UBS Global Wealth Management, which oversees more than $2.48 trillion in invested assets, has gone underweight on equities for the first time since the euro-zone crisis.
The Swiss asset manager cut its stock positioning relative to high-grade bonds to reduce its exposure to trade wars and political uncertainty, Global Chief Investment Officer Mark Haefele wrote in a note to investors.
“Risks to the global economy and markets have increased, following a renewed escalation in U.S.-China trade tensions,” said Haefele, who had so far resisted turning bearish on stocks since the world’s two biggest economies began their trade feud last year.
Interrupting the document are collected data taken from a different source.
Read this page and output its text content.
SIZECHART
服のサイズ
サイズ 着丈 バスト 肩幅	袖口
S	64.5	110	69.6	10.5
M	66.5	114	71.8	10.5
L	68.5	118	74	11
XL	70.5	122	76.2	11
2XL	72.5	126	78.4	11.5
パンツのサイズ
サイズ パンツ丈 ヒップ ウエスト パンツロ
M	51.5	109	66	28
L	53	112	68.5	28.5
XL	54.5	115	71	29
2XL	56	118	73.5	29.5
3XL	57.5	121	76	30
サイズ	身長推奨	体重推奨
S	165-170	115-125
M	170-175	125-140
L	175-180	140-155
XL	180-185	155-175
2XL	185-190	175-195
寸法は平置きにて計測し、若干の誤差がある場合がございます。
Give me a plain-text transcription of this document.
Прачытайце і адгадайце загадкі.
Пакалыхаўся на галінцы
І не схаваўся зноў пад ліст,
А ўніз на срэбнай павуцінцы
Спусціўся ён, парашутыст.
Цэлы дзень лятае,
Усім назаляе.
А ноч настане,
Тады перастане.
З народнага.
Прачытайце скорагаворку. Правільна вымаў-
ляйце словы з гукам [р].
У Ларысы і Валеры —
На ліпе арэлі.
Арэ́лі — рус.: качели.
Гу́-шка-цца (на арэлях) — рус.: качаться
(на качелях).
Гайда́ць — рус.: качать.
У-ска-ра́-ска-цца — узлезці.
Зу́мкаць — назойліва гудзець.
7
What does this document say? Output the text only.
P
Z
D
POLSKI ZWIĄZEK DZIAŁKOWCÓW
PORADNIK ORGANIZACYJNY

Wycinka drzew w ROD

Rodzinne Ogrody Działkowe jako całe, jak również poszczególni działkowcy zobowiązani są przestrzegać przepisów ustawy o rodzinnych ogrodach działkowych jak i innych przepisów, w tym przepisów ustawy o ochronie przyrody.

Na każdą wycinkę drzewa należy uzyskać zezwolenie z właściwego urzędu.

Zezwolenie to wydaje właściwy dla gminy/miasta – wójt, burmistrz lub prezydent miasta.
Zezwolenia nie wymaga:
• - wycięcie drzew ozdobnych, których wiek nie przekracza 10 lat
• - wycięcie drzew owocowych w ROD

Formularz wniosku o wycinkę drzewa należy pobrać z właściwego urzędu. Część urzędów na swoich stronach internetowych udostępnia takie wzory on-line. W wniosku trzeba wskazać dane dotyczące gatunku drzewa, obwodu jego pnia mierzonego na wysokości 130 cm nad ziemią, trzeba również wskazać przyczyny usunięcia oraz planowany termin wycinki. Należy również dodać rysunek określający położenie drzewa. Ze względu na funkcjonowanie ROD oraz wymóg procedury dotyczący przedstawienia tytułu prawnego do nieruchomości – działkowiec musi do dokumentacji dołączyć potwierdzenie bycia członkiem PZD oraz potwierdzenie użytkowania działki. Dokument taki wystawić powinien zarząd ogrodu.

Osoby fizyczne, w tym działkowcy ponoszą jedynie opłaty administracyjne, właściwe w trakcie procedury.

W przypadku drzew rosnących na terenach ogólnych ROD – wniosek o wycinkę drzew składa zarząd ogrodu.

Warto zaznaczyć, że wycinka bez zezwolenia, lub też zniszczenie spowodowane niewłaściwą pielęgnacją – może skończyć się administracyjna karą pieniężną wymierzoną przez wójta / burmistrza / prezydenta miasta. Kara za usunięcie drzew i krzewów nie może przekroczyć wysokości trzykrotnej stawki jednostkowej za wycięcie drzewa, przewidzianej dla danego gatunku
U.S. President Donald Trump’s decision last Friday to increase tariffs on $250 billion of Chinese goods to 30% from 25% prompted the downgrade.
The change factors in a new underweight position in emerging market stocks, which “are more exposed to heightened market volatility, a slowing global economy, and heightened trade tensions,” Haefele wrote. Earlier this month, the bank more than halved its 2019 earnings forecast for Asia to 2.8% from 6.3%, and said Taiwan and Korea will likely bear the brunt of the slowdown due to their reliance on trade and technology.
Haefele cautioned “against large equity underweights” and maintained his view that the U.S. can avoid a recession in 2020. And not everyone is ready to throw in the towel on stocks yet.